DHJ : Ces grands hommes qui ont fait sa glorieuse histoire

Depuis sa création en 1956 en tant que club après l’indépendance, le DHJ a toujours bénéficié d’une base de fans qui semble aller au-delà de diverses divisions telles que la classe sociale, l’âge ou le sexe. Il a été, depuis toujours, soutenu et apprécié par toutes les générations jdidies.

Si l’on se réfère à la période de grande gloire de ce club, on se remémore les noms de ces grands joueurs qui ont fait les beaux jours du DHJ, particulièrement dans les années 70 et 80 du siècle dernier.

Des joueurs de grands calibre tels que Chiadmi, Maâroufi, Ouazir, Chicha, Krimou, Dezzaz, Najib et Rohessalam, Amanallah, Ait Jork, Cherif, Baba, Yakdani, Arsalane…

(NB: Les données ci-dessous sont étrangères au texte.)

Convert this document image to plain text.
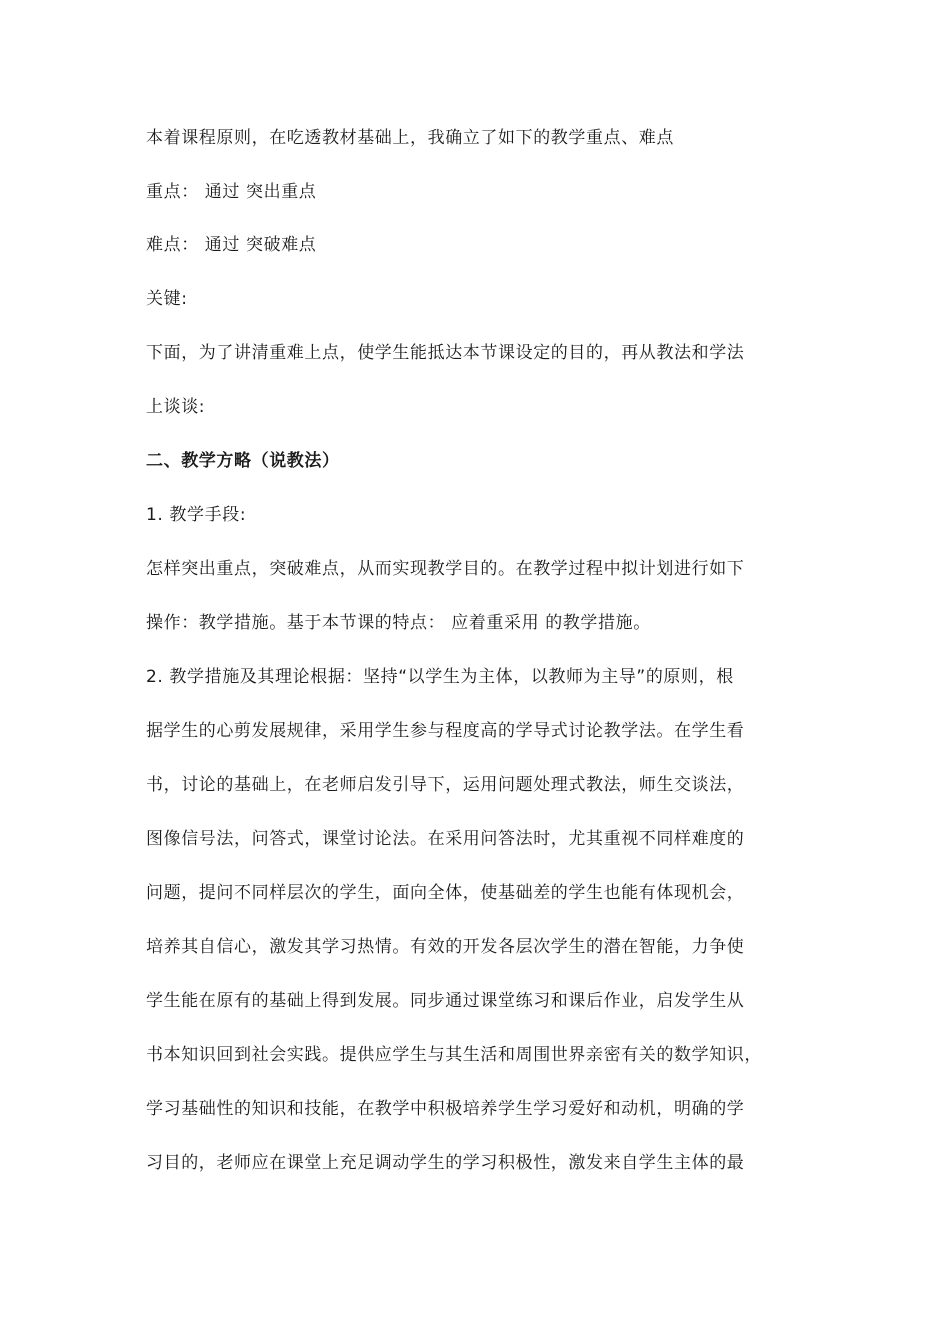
本着课程原则，在吃透教材基础上，我确立了如下的教学重点、难点
重点： 通过 突出重点
难点： 通过 突破难点
关键:
下面，为了讲清重难上点，使学生能抵达本节课设定的目的，再从教法和学法
上谈谈:
二、教学方略（说教法）
1. 教学手段:
怎样突出重点，突破难点，从而实现教学目的。在教学过程中拟计划进行如下
操作：教学措施。基于本节课的特点： 应着重采用 的教学措施。
2. 教学措施及其理论根据：坚持“以学生为主体，以教师为主导”的原则，根
据学生的心剪发展规律，采用学生参与程度高的学导式讨论教学法。在学生看
书，讨论的基础上，在老师启发引导下，运用问题处理式教法，师生交谈法，
图像信号法，问答式，课堂讨论法。在采用问答法时，尤其重视不同样难度的
问题，提问不同样层次的学生，面向全体，使基础差的学生也能有体现机会，
培养其自信心，激发其学习热情。有效的开发各层次学生的潜在智能，力争使
学生能在原有的基础上得到发展。同步通过课堂练习和课后作业，启发学生从
书本知识回到社会实践。提供应学生与其生活和周围世界亲密有关的数学知识，
学习基础性的知识和技能，在教学中积极培养学生学习爱好和动机，明确的学
习目的，老师应在课堂上充足调动学生的学习积极性，激发来自学生主体的最
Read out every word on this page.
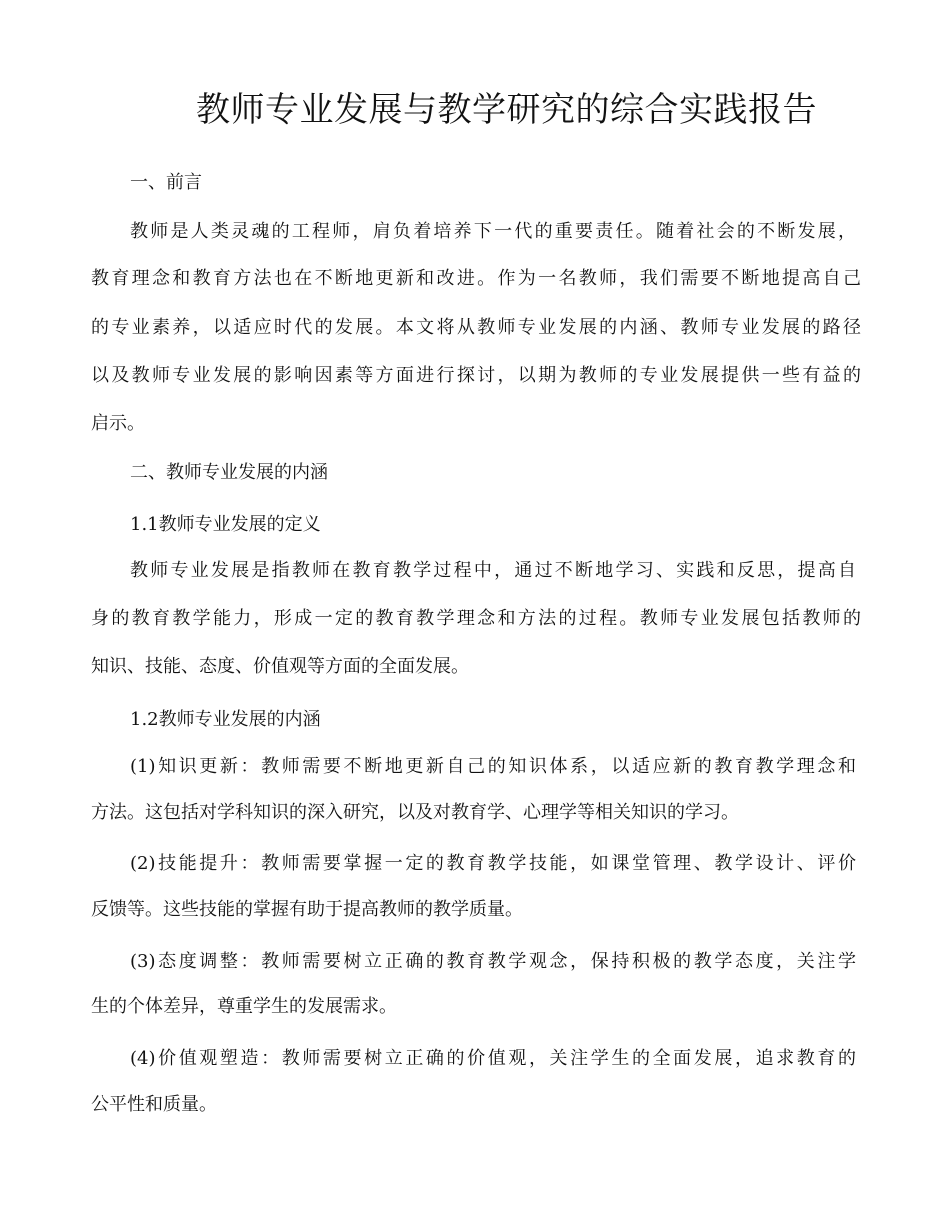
教师专业发展与教学研究的综合实践报告

一、前言

教师是人类灵魂的工程师，肩负着培养下一代的重要责任。随着社会的不断发展，

教育理念和教育方法也在不断地更新和改进。作为一名教师，我们需要不断地提高自己

的专业素养，以适应时代的发展。本文将从教师专业发展的内涵、教师专业发展的路径

以及教师专业发展的影响因素等方面进行探讨，以期为教师的专业发展提供一些有益的

启示。

二、教师专业发展的内涵

1.1教师专业发展的定义

教师专业发展是指教师在教育教学过程中，通过不断地学习、实践和反思，提高自

身的教育教学能力，形成一定的教育教学理念和方法的过程。教师专业发展包括教师的

知识、技能、态度、价值观等方面的全面发展。

1.2教师专业发展的内涵

(1)知识更新：教师需要不断地更新自己的知识体系，以适应新的教育教学理念和

方法。这包括对学科知识的深入研究，以及对教育学、心理学等相关知识的学习。

(2)技能提升：教师需要掌握一定的教育教学技能，如课堂管理、教学设计、评价

反馈等。这些技能的掌握有助于提高教师的教学质量。

(3)态度调整：教师需要树立正确的教育教学观念，保持积极的教学态度，关注学

生的个体差异，尊重学生的发展需求。

(4)价值观塑造：教师需要树立正确的价值观，关注学生的全面发展，追求教育的

公平性和质量。
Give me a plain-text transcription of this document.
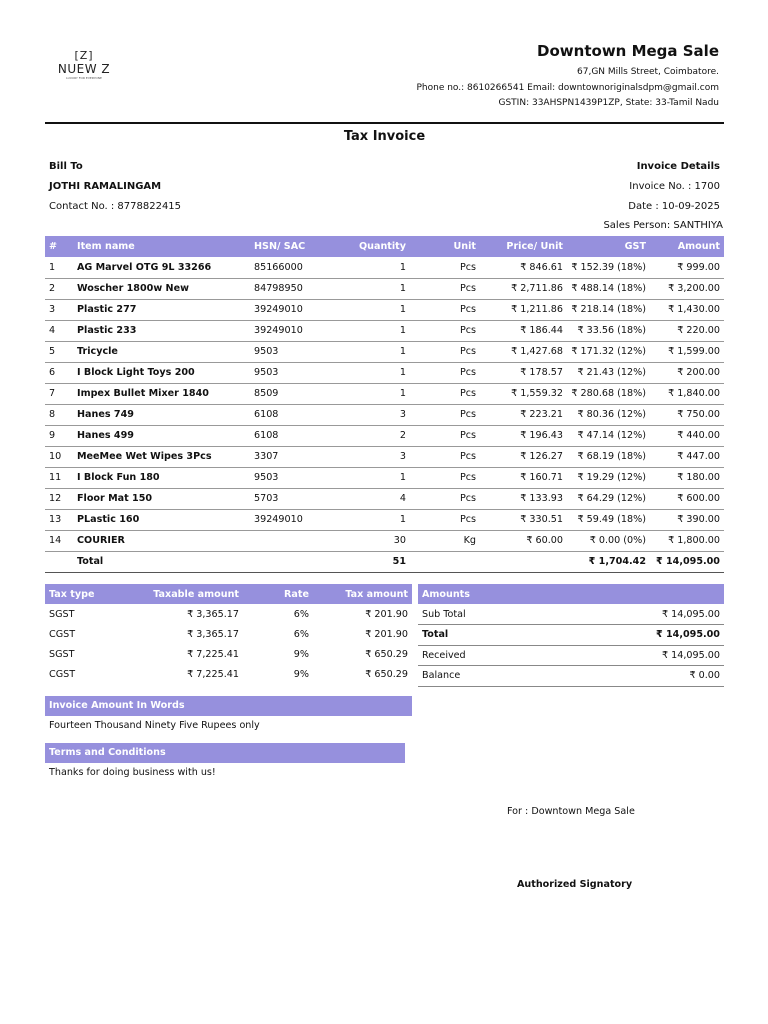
[Z]
NUEW Z
LUXURY FOR EVERYONE
Downtown Mega Sale
67,GN Mills Street, Coimbatore.
Phone no.: 8610266541 Email: downtownoriginalsdpm@gmail.com
GSTIN: 33AHSPN1439P1ZP, State: 33-Tamil Nadu
Tax Invoice
Bill To
JOTHI RAMALINGAM
Contact No. : 8778822415
Invoice Details
Invoice No. : 1700
Date : 10-09-2025
Sales Person: SANTHIYA
#	Item name	HSN/ SAC	Quantity	Unit	Price/ Unit	GST	Amount
1	AG Marvel OTG 9L 33266	85166000	1	Pcs	₹ 846.61	₹ 152.39 (18%)	₹ 999.00
2	Woscher 1800w New	84798950	1	Pcs	₹ 2,711.86	₹ 488.14 (18%)	₹ 3,200.00
3	Plastic 277	39249010	1	Pcs	₹ 1,211.86	₹ 218.14 (18%)	₹ 1,430.00
4	Plastic 233	39249010	1	Pcs	₹ 186.44	₹ 33.56 (18%)	₹ 220.00
5	Tricycle	9503	1	Pcs	₹ 1,427.68	₹ 171.32 (12%)	₹ 1,599.00
6	I Block Light Toys 200	9503	1	Pcs	₹ 178.57	₹ 21.43 (12%)	₹ 200.00
7	Impex Bullet Mixer 1840	8509	1	Pcs	₹ 1,559.32	₹ 280.68 (18%)	₹ 1,840.00
8	Hanes 749	6108	3	Pcs	₹ 223.21	₹ 80.36 (12%)	₹ 750.00
9	Hanes 499	6108	2	Pcs	₹ 196.43	₹ 47.14 (12%)	₹ 440.00
10	MeeMee Wet Wipes 3Pcs	3307	3	Pcs	₹ 126.27	₹ 68.19 (18%)	₹ 447.00
11	I Block Fun 180	9503	1	Pcs	₹ 160.71	₹ 19.29 (12%)	₹ 180.00
12	Floor Mat 150	5703	4	Pcs	₹ 133.93	₹ 64.29 (12%)	₹ 600.00
13	PLastic 160	39249010	1	Pcs	₹ 330.51	₹ 59.49 (18%)	₹ 390.00
14	COURIER		30	Kg	₹ 60.00	₹ 0.00 (0%)	₹ 1,800.00
	Total		51			₹ 1,704.42	₹ 14,095.00
Tax type	Taxable amount	Rate	Tax amount
SGST	₹ 3,365.17	6%	₹ 201.90
CGST	₹ 3,365.17	6%	₹ 201.90
SGST	₹ 7,225.41	9%	₹ 650.29
CGST	₹ 7,225.41	9%	₹ 650.29
Amounts	
Sub Total	₹ 14,095.00
Total	₹ 14,095.00
Received	₹ 14,095.00
Balance	₹ 0.00
Invoice Amount In Words
Fourteen Thousand Ninety Five Rupees only
Terms and Conditions
Thanks for doing business with us!
For : Downtown Mega Sale
Authorized Signatory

Il faut rappeler qu’en cette période de « vaches maigres », le DHJ ne disposait que de moyens très limités, et a connu, maintes fois, des moments difficiles, qui ont, certes, été jalonnées de grands succès, mais au prix de grands sacrifices qui lui ont permis de forger une trajectoire de renom et de s’imposer en tant que grande équipe. Un club qui a, au fil des ans, prouvé qu’il reste fidèle à ses principes et à ses valeurs morales, où dominent le respect, l’humilité et la solidarité.

Soulignons aussi que le DHJ s’est forgé sa place de grand club grâce aussi à tous ces grands hommes qui  en ont assuré la présidence, au temps où les moyens techniques et les ressources financières manquaient considérablement. Ces hommes qui ont dû en assurer la gestion en n’hésitant pas à faire face aux difficultés financières en engageant leur argent propre, et en se débattant contre vents et marrées pour continuer à hisser le nom du DHJ parmi les quelques clubs de renom de l’époque.

Citons, à titre non exhaustif, Abderrahmane  Kamel, Taoufik Brahim, Lyazid Chergui, Abdelkrim Benslimane, Driss Chakiri, Abdellah Ettoumi, Mustapha Moundib, Saïd Kabil…  

Actuellement, et malgré les moyens importants dont bénéficie le club, il se débat, depuis quelques années, dans des difficultés insurmontables, aussi bien sur le volet financier que technique. Des problèmes qui découlent, de manière incontournable, d’une gestion lamentable par un comité qui est en train d’enfoncer le clou en tirant le club vers le bas. Un comité qui a « cédé » ses meilleurs joueurs et pousse le Difaâ au creux de la vague avec une crise financière sans précédent.

On regrette, avec une profonde nostalgie, cette belle époque où ces anciennes gloires des stades, ont offert à toute une génération, des moments de pur bonheur, grâce à leur jeu magnifique, mais aussi, grâce à leurs sacrifices et leur dévouement.